[NOTE: This post is part of a series that is intended to provide the reader who may otherwise be unaware of them with a general overview of Biblical prophecy concerning the end times. The series pays special attention to Islamic end times prophecy and current events in the Middle East and world in general – as those events may or may not relate to these prophecies. I do not claim to be an expert on this subject. The majority of what I will be sharing in this series is largely the product of other peoples’ work, and I will cite them accordingly. However, it has been noted by others that I am more well-read on this subject than the average American, and have been asked by several readers to share what I have learned. It is for this purpose that I started writing this series. The posts can be found in a tab at the head of this blog under the title, “Prophecy.” I’ll do my best to stick to what I know and/or can substantiate, and to answer whatever questions arise. The series is meant only to edify. I hope you will find it of interest.]

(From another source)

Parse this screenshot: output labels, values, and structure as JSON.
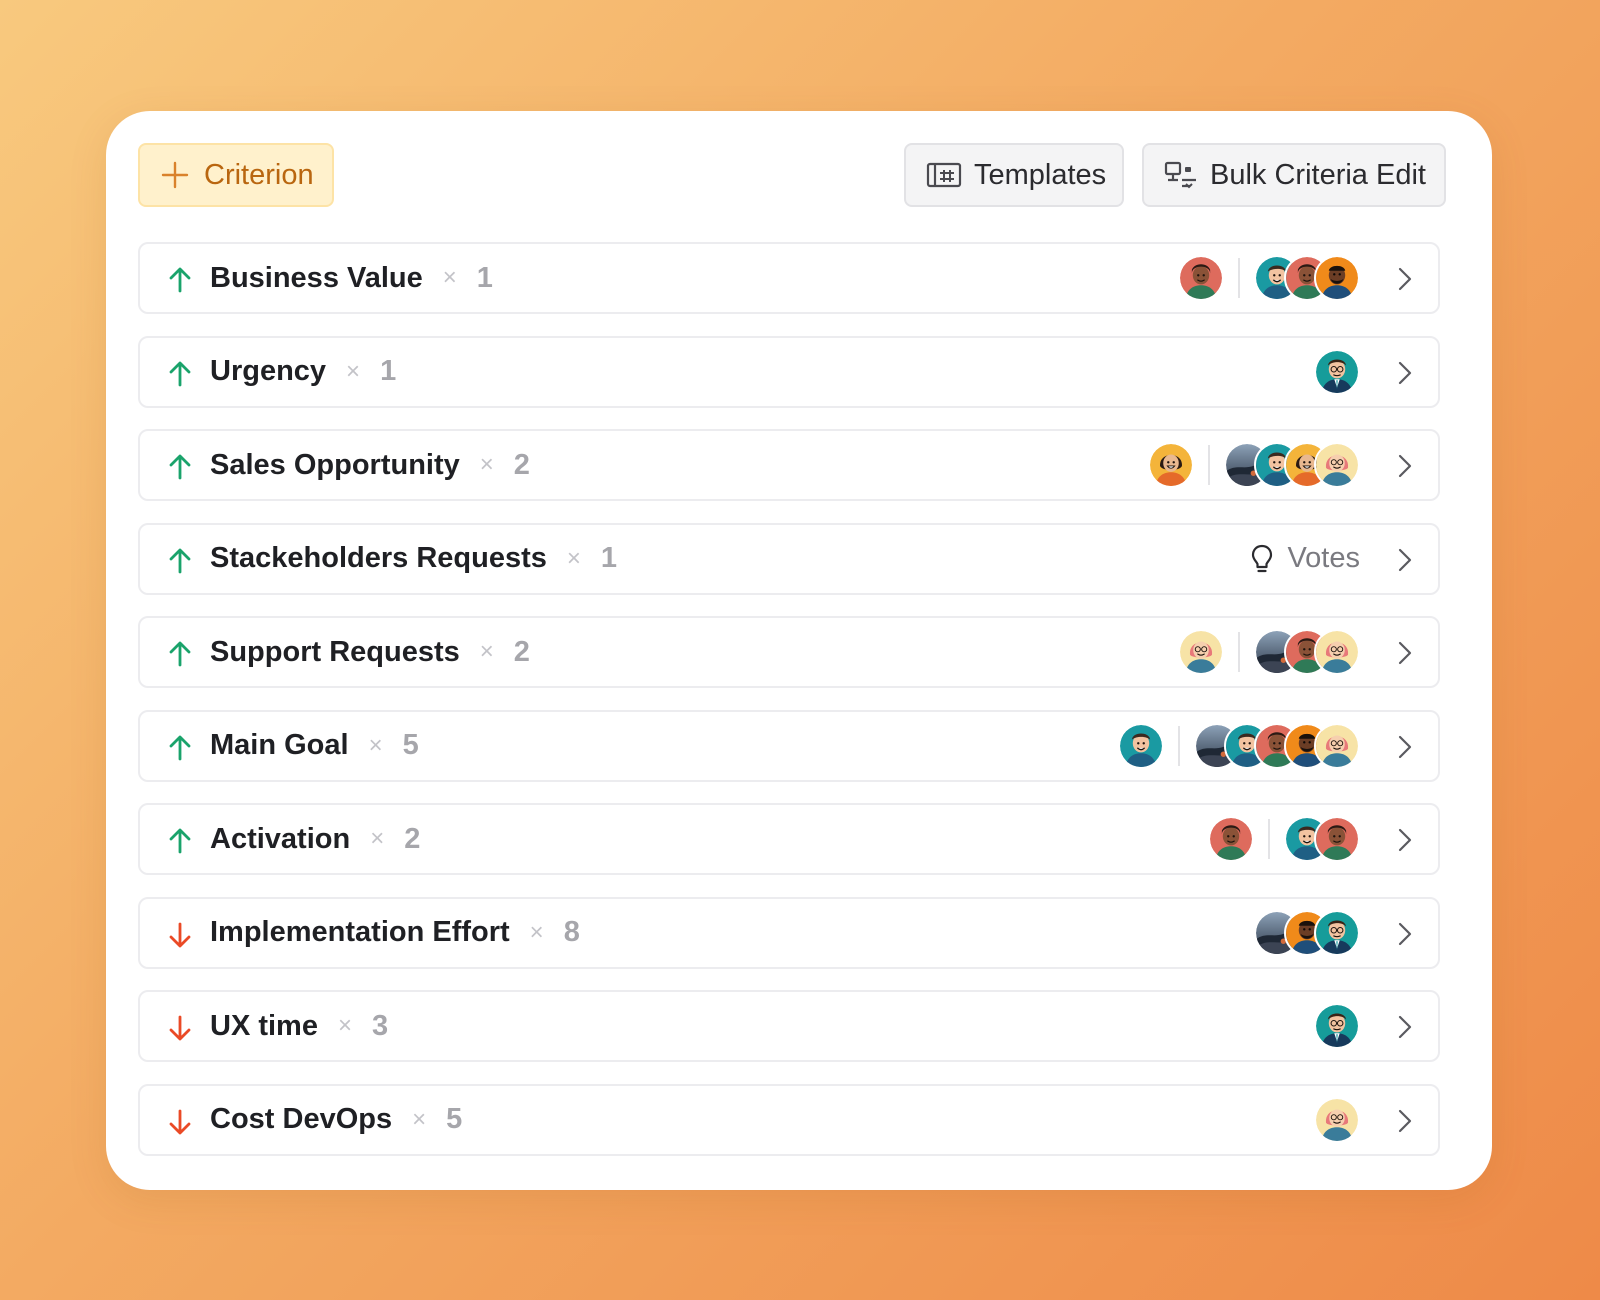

How to Read Biblical Prophecy
As I stated in my first post of this series, I am not an ‘expert’ on this subject. There are many who have spent far more time studying prophecy than I imagine I ever will. I have no doubt that many who read this will be among that number and, by right, if you are among that number, you should be writing this series rather than me. However, I have spent a great deal of time studying something that most Christians don’t even know about, let alone have bothered to research: Islamic prophecy. What I have learned is that they are the negation of each other. Islamic prophecy is told from the perspective of the Bible’s Anti-Christ. Unfortunately, one must have an understanding of the Bible and Biblical prophecy before this becomes clear. So, because much of it was written more than one thousand years before Islam even existed; and because it has a proven record of accuracy; and because it appears to speak about Islam; I will be writing this series from the perspective of Biblical prophecy and contrasting Islamic prophecy against that of the Bible.
This means that, even before we study what it says, we need to understand a few things about how to read Biblical prophecy. Borrowing from the first chapter of Richardson’s book, Mideast Beast, what we need to understand is:
1 – Keep first things first: do not get the events in prophecy out of order.
2 – Keep it simple: there is no need to make things more complicated than they actually are. Start with those things that are clearest and easiest to understand and build on them from there. Also, understand that, when something is important, the Bible repeats it over and over again, often in different ways. This is so we will not miss the importance of that point.
3 – Build on the full doctrine of Scripture: our understandings must be based on the whole of Scripture; we are not free to pick and chose, or to build explanations that ignore or reject certain aspects of prophecy. We must incorporate them all into our understanding. Do not leave out any part of Scripture.
4 – Remember, Context, Context, Context: we must keep the context of a given Scripture/prophecy in mind when reading it – especially given the difference between ours and the ancient Hebrew culture for who most prophecy was written.
5 – Do not read prophecy as though it were a technical manual: we need to understand the Hebrew culture and how it used allegory, hyperbole and even its history in conveying ideas and meaning. We shouldn’t just take all prophecy at face value because it was not meant to be read or understood in this manner.
6 – Recognize the big picture: the Bible is one long story. It is not a history book about different periods of time, but of God’s ultimate plan from Genesis to Revelation. Prophecy is meant to be understood in relation to this plan.
7 – When God is portrayed as being physically on the Earth, it is God the Son (Jesus): scripture is very clear that God the Father has never been seen by man. So, when Scripture mentions God on Earth, it is referring to a pre-incarnation appearance of Christ, or Jesus after His return.
Finally, there are a few things we need to understand from the Islamic perspective. First, Allah is not Yahweh. I know that Muhammad claimed that Allah is the god of Abraham, which would be the God of the Jews — Yahweh – but Allah is not Yahweh. Likewise, while the Muslims claim to believe in Jesus (they call Him Isa), they deny that He is the risen Son of God. For this reason, Allah could not possibly be Yahweh.